U.S. Department of Health and Human Services Secretary Kathleen Sebelius announced today that the Greater Cincinnati community was awarded a $13.8 million Beacon Community cooperative agreement. A part of the Recovery Act, the Beacon Community Program is aimed at achieving measurable improvements in health care quality, safety and efficiency in selected communities.
“Cincinnati Children's has been recognized nationally for its efforts to improve the quality and safety of care for children and families”
"The Beacon program uses health information technology tools to link health providers and other community-wide resources in new and innovative ways," Secretary Sebelius said. "Under the Beacon program, communities first identify leading health problems that are unique to their community, develop innovative, health IT-related strategies, and work together through community collaborations to implement their strategies and track their performance."
The Greater Cincinnati Beacon Collaboration is a 30 month initiative that will use technology and collaboration among a wide range of stakeholders and organizations to catalyze meaningful improvements in the quality and efficiency of health care delivery. HealthBridge and a consortium of partners including the Cincinnati Children's Hospital Medical Center, GE, the Greater Cincinnati Health Council, the Health Improvement Collaborative, and the University of Cincinnati (UC) are the lead organizations for the Greater Cincinnati Beacon Collaboration.
"We are delighted to be a part of a select group of communities demonstrating to the nation how technology improvements and community collaboration can bring about real change in our health care system," said Robert Steffel, Chief Executive Officer for HealthBridge. "The announcement today is recognition of the tremendous commitment to collaboration and innovation by health care providers and community leaders in Greater Cincinnati."
Under two large demonstration projects, participants will work to improve care processes for children with asthma and adults with diabetes. These two projects build on and expand efforts that have been underway in the Greater Cincinnati region. The demonstration projects will help physician practices to provide optimal care for patients with asthma and diabetes, reduce preventable visits to emergency rooms and re-hospitalizations, and improve information flow and care coordination as patients move from one care setting to another.
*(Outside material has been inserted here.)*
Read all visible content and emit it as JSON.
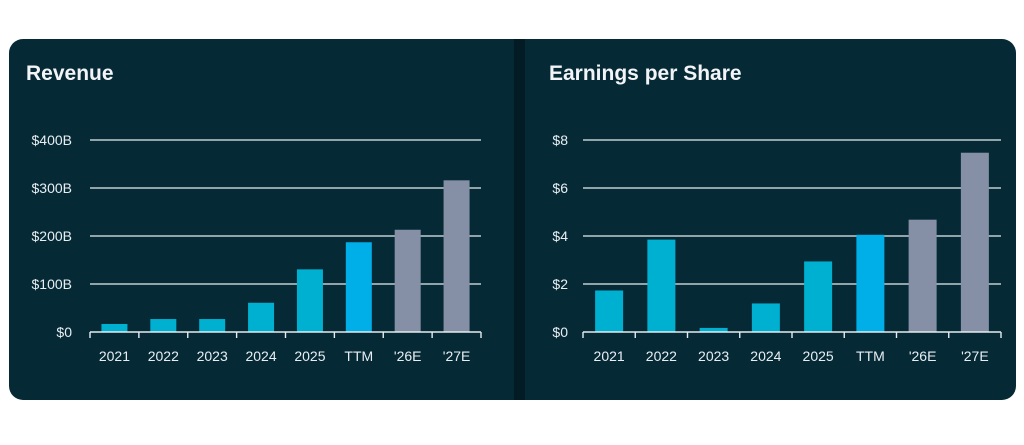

Underlying these projects will be one of the nation's most advanced and secure networks for sharing electronic health information. HealthBridge will provide the technology infrastructure and connectivity: for hospitals to alert care teams when a patient has been released from the hospital and needs follow-up care, for a primary care doctor to send a summary of a patient's medical information electronically to a specialist, for patients to have improved access to their own health information, and for researchers to determine which interventions have the most impact on improving quality, cost and outcomes.
"Few communities can gather all of the unique community, technology and quality improvement assets that the Greater Cincinnati community can," said Robert Graham, M.D., project director for Cincinnati's Aligning Forces for Quality initiative and professor of family medicine at the UC College of Medicine. "This is an ambitious collaboration, but the combined expertise of the community partners, the commitment of employers and health plans, and the dedication of our provider community are second to none."